Powered by

Will RBI tighten monetary policy further?

The surprise spike in January CPI inflation raises a possibility

Representative image | AP Representative image | AP

When the Reserve Bank of India’s monetary policy committee (MPC) met earlier in February, the expectation was that there will be a final 25 basis points repo rate hike, which will then be followed by a long pause. Inflation, after all, seemed to be coming under control and within the central bank’s target band of 2-6 per cent, and with global growth expected to slow down in 2023, the RBI also needed to wait and watch out for the effects of the rate hikes implemented earlier.

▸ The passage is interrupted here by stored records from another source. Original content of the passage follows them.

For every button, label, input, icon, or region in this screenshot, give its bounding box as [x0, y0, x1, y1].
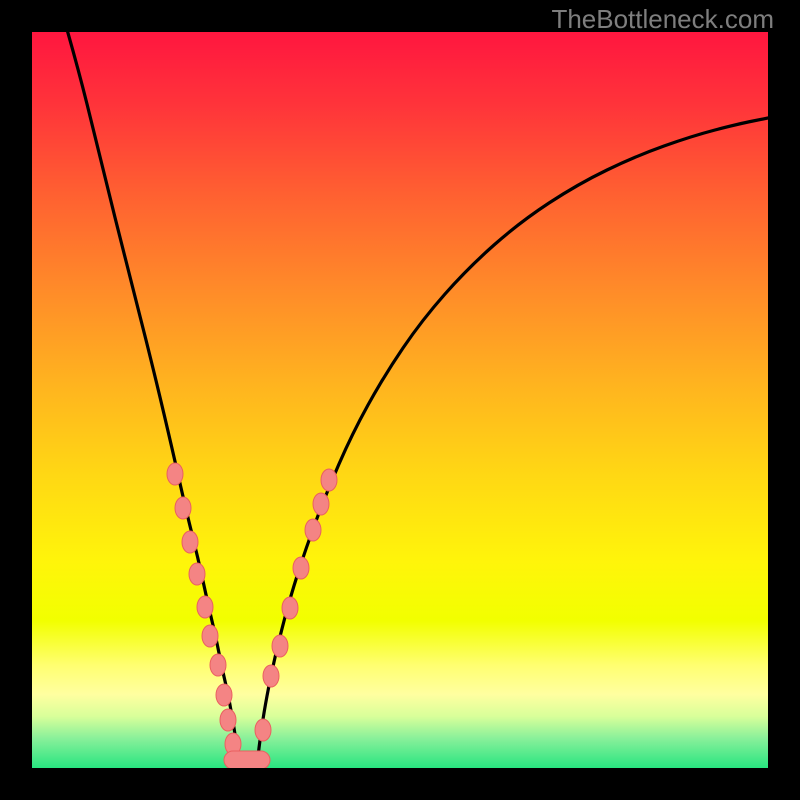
plot-area — [32, 32, 768, 768]
watermark-text: TheBottleneck.com — [551, 4, 774, 35]
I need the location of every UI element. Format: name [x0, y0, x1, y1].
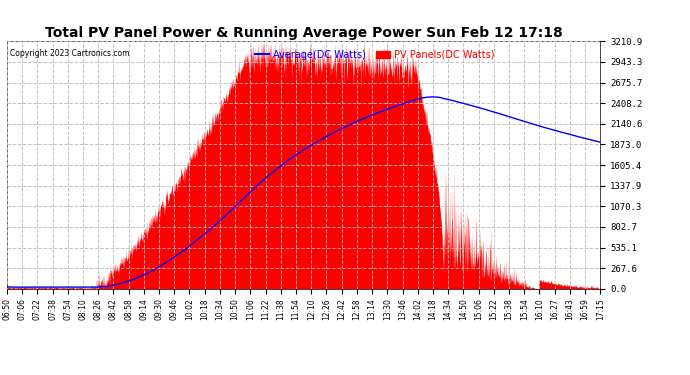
Title: Total PV Panel Power & Running Average Power Sun Feb 12 17:18: Total PV Panel Power & Running Average P… — [45, 26, 562, 40]
Legend: Average(DC Watts), PV Panels(DC Watts): Average(DC Watts), PV Panels(DC Watts) — [251, 46, 499, 64]
Text: Copyright 2023 Cartronics.com: Copyright 2023 Cartronics.com — [10, 49, 129, 58]
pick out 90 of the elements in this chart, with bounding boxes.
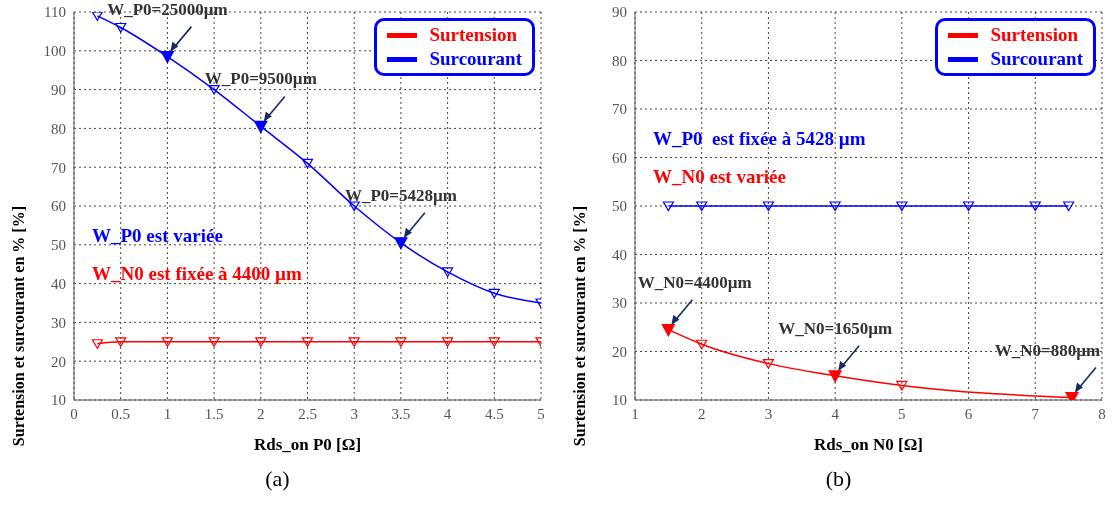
annotation: W_N0 est variée (653, 166, 786, 189)
y-tick-label: 10 (51, 392, 66, 409)
y-tick-label: 60 (51, 198, 66, 215)
x-tick-label: 5 (898, 405, 906, 422)
y-tick-label: 80 (612, 52, 627, 69)
point (255, 337, 267, 347)
y-tick-label: 60 (612, 149, 627, 166)
annotation: W_P0=25000µm (107, 0, 228, 19)
x-tick-label: 7 (1031, 405, 1040, 422)
x-tick-label: 0 (70, 405, 78, 422)
point (962, 201, 975, 212)
point (442, 337, 454, 347)
x-axis-title: Rds_on N0 [Ω] (813, 435, 924, 454)
y-tick-label: 20 (51, 353, 66, 370)
point (828, 370, 842, 383)
annotation: W_P0=9500µm (204, 69, 317, 89)
y-tick-label: 100 (43, 43, 66, 60)
text: (a) (264, 466, 291, 492)
y-tick-label: 110 (44, 4, 66, 21)
point (662, 201, 674, 212)
y-tick-label: 80 (51, 120, 66, 137)
point (160, 51, 174, 64)
y-tick-label: 70 (612, 101, 627, 118)
y-tick-label: 40 (612, 246, 627, 263)
y-axis-title: Surtension et surcourant en % [%] (570, 206, 588, 447)
x-tick-label: 4 (831, 405, 840, 422)
x-tick-label: 1.5 (204, 405, 224, 422)
point (348, 337, 360, 347)
y-tick-label: 30 (51, 314, 66, 331)
x-tick-label: 3.5 (391, 405, 411, 422)
x-tick-label: 5 (537, 405, 545, 422)
y-tick-label: 20 (612, 343, 627, 360)
point (829, 201, 841, 212)
y-tick-label: 90 (612, 4, 627, 21)
y-tick-label: 30 (612, 295, 627, 312)
x-tick-label: 3 (764, 405, 773, 422)
annotation: W_P0 est variée (92, 225, 223, 248)
legend-label: Surcourant (428, 47, 522, 71)
text: (b) (824, 466, 853, 492)
point (442, 267, 454, 278)
annotation: W_N0=1650µm (778, 318, 893, 338)
point (488, 288, 500, 299)
x-tick-label: 0.5 (111, 405, 131, 422)
point (254, 120, 268, 134)
y-tick-label: 90 (51, 81, 66, 98)
legend-label: Surtension (428, 23, 519, 47)
point (91, 339, 103, 349)
x-tick-label: 2.5 (298, 405, 317, 422)
x-tick-label: 8 (1098, 405, 1106, 422)
point (301, 158, 314, 169)
point (115, 337, 127, 347)
legend-label: Surcourant (989, 47, 1083, 71)
x-tick-label: 4 (443, 405, 452, 422)
point (208, 337, 220, 347)
point (1029, 201, 1041, 212)
point (661, 324, 675, 337)
point (762, 359, 775, 369)
x-tick-label: 6 (964, 405, 973, 422)
point (161, 337, 173, 347)
y-axis-title: Surtension et surcourant en % [%] (9, 206, 27, 447)
x-axis-title: Rds_on P0 [Ω] (253, 435, 362, 454)
point (395, 337, 407, 347)
x-tick-label: 2 (257, 405, 265, 422)
annotation: W_N0=4400µm (637, 272, 752, 292)
x-tick-label: 1 (163, 405, 172, 422)
point (488, 337, 500, 347)
x-tick-label: 1 (631, 405, 639, 422)
point (394, 237, 408, 250)
annotation: W_N0 est fixée à 4400 µm (92, 263, 302, 286)
annotation: W_N0=880µm (994, 340, 1101, 360)
point (301, 337, 314, 347)
point (696, 339, 708, 350)
point (896, 201, 908, 212)
point (115, 22, 127, 33)
point (896, 380, 908, 391)
x-tick-label: 3 (350, 405, 358, 422)
y-tick-label: 50 (51, 237, 66, 254)
x-tick-label: 4.5 (484, 405, 504, 422)
legend-label: Surtension (989, 23, 1080, 47)
annotation: W_P0=5428µm (344, 185, 457, 205)
point (762, 201, 775, 212)
y-tick-label: 70 (51, 159, 66, 176)
x-tick-label: 2 (697, 405, 706, 422)
y-tick-label: 40 (51, 275, 66, 292)
annotation: W_P0 est fixée à 5428 µm (653, 128, 866, 151)
point (1063, 201, 1075, 212)
y-tick-label: 10 (612, 392, 627, 409)
point (91, 12, 103, 21)
y-tick-label: 50 (612, 198, 627, 215)
point (696, 201, 708, 212)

As expected, RBI did raise interest rates, but the overall tone was also rather hawkish and there were enough indications the rate hikes may not be done yet, especially given the continued stickiness in core inflation (barring food and energy prices).

The latest consumer price index (CPI) inflation data for January, perhaps, in a way, signals we may still be some time away before inflation is well and truly under check and that means a further tightening of monetary policy may still be needed.

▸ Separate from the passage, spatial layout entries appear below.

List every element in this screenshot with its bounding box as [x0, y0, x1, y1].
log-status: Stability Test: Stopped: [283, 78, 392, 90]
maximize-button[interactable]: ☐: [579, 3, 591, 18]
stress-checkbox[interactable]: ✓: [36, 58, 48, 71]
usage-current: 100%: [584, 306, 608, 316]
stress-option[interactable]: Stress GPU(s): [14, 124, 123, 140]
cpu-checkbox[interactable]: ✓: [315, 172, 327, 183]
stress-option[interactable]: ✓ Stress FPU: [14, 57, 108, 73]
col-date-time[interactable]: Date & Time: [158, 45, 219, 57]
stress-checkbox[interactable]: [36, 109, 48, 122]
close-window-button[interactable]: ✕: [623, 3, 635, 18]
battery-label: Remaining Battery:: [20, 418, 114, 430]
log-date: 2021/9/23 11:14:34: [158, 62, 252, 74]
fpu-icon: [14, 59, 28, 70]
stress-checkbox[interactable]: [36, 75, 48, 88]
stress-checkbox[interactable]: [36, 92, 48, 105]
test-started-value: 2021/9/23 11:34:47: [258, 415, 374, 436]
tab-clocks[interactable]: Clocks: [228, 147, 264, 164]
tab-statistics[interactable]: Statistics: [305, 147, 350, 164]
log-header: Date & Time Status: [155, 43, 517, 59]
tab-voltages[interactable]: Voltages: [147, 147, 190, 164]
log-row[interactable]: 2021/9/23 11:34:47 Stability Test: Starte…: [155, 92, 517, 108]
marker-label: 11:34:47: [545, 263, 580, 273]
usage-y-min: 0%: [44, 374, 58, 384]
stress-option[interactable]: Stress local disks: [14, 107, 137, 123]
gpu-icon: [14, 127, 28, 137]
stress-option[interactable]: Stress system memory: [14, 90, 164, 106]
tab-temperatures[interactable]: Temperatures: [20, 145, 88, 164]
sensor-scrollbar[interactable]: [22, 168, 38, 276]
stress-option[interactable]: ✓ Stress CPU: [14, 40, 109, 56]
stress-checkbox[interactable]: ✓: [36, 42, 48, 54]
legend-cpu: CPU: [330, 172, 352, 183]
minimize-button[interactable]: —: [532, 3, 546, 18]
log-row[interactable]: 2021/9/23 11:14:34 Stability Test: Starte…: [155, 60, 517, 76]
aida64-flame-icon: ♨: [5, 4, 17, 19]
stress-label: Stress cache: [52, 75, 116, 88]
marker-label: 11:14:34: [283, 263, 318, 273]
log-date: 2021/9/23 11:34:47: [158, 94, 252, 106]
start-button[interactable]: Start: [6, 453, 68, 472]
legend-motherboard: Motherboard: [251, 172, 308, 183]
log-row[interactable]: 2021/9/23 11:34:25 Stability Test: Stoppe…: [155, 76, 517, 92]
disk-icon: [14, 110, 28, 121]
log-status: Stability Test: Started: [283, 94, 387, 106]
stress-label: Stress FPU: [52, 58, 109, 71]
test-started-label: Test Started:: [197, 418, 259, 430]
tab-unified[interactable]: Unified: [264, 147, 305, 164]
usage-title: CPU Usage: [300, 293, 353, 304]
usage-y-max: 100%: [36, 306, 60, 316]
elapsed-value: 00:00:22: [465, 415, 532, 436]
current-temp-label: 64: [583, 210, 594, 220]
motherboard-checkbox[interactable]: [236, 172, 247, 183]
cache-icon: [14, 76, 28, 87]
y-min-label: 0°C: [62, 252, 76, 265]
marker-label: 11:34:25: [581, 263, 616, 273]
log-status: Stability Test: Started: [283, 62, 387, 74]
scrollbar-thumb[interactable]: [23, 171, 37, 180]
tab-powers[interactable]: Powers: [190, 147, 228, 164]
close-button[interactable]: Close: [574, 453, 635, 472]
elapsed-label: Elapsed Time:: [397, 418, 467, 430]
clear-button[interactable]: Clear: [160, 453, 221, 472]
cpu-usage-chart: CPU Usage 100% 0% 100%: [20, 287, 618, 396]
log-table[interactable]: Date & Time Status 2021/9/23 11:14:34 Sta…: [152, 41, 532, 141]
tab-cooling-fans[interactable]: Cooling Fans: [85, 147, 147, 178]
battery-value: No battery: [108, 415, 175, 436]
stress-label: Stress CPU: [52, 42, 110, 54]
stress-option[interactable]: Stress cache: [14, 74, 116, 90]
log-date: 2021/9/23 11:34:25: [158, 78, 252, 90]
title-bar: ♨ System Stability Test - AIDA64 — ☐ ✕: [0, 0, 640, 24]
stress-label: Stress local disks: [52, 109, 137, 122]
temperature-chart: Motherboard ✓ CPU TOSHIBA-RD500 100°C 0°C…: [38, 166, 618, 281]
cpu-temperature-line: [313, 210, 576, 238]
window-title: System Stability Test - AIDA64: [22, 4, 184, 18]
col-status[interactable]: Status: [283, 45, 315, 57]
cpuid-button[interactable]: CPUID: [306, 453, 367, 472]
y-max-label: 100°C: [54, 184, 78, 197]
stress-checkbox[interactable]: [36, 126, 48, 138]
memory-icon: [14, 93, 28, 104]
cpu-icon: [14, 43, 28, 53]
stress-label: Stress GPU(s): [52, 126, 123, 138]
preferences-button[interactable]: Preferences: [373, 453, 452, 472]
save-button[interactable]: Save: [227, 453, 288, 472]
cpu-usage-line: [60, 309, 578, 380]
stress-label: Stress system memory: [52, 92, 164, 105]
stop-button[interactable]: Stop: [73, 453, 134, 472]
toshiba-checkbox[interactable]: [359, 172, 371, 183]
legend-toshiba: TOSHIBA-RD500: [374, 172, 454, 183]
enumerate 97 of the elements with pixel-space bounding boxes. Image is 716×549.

After easing to below 6 per cent in November and December, retail inflation in January spiked once again to 6.52 per cent. It was at 5.72 per cent in December. Rise in food prices was among the key reasons behind inflation once again crossing RBI’s upper-end of the target band.

According to Suvodeep Rakshit, senior economist at Kotak Institutional Equities, much of this sharp increase in inflation could be attributed to high cereal prices and partly due to an unfavourable base. Inflation now could remain around 5.5-6.0 per cent in the near-term with cereal prices staying on the upside.

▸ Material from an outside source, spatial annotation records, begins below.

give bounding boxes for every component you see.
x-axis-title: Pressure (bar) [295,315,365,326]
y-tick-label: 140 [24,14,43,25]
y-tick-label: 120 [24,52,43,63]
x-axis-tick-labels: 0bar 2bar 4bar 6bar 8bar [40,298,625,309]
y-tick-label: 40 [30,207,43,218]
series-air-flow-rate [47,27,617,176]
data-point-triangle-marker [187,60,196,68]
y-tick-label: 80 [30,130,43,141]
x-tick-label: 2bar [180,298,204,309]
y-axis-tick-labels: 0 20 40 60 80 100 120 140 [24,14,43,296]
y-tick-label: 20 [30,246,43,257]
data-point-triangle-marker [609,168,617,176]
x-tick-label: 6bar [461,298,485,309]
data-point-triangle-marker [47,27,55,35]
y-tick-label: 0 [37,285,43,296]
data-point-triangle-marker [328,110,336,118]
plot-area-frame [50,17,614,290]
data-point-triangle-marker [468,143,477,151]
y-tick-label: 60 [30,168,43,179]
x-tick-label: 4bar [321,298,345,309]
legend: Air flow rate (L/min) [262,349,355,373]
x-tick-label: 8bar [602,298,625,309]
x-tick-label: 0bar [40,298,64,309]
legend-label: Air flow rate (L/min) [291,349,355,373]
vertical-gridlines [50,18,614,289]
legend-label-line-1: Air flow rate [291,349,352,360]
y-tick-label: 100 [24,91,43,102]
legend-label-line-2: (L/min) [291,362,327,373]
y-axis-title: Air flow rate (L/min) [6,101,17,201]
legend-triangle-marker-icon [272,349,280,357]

“The hawkish tone of the RBI in the February policy seems justified with both headline and core inflation remaining sticky and elevated. The RBI is unlikely to change its stance in the April policy while a 25 bps hike is a distinct possibility now (compared to a larger probability of pause earlier),” he said.

Prevailing mandi (market) prices suggest that cereals like wheat, for instance, continues to trade well above its minimum support prices, agreed Radhika Rao, executive director and senior economist at DBS Bank. Further pass through of input prices in goods and seasonal jump in housing also left the core inflation at an elevated 6.1 per cent, higher than the average six-months prior, noted Rao.

“Yesterday’s inflation outturn, sticky core and a likelihood that February 2023 inflation might also stay above 6 per cent, raise the odds of a follow-up rate increase at the April rate review,” she added.

Raghvendra Nath, MD of Ladderup Wealth Management, also feels that we may see further rate hikes from RBI if the inflation figures continue to stay above the upper end of the band.

Madhavi Arora, lead economist at Emkay Global Financial Services, said they are currently tracking February inflation at 6.3 per cent.

“Near-term pressure for headline inflation could arise from a sustained uptick in cereal prices. Besides, the risk of further rise in global commodities, uncertain foreign exchange and sticky services inflation could keep the inflation trajectory elevated,” said Arora.

The fourth quarter (January-March) inflation is now likely to overshoot RBI’s revised forecast (5.7 per cent) by 50 bps, she said. The higher-than-expected inflation will be a “sore point” for the RBI and could lead to another 25 bps rate tightening in April, added Arora.

Nomura Securities economists Sonal Varma and Aurodeep Nandi say there is a 30 per cent probablity now that the RBI may raise rates in April. They are expecting headline inflation to remain around the January levels in February as well, while core inflation will also be sticky around 6 per cent. Both should then moderate to 5.6-5.7 per cent in March and then track closer to 5 per cent from April, said Varma and Nandi.

“Higher January CPI data suggest an upside risk to the RBI’s Q1 2023 inflation projection, and alongside sticky core would suggest the job on inflation is not yet done. Hence, the April MPC meeting is live for a 25 bps hike,” they noted.

In the latest MPC meeting, the RBI saw inflation averaging 6.5 per cent in the current 2022-23 financial year and at 5.3 per cent in 2023-24. In the ongoing Jan-March quarter, retail inflation is seen at 5.7 per cent, further moderating to 5 per cent in Apr-June, but then rising slightly to 5.4 per cent in the second and third quarter and 5.6 per cent in the fourth, it had noted.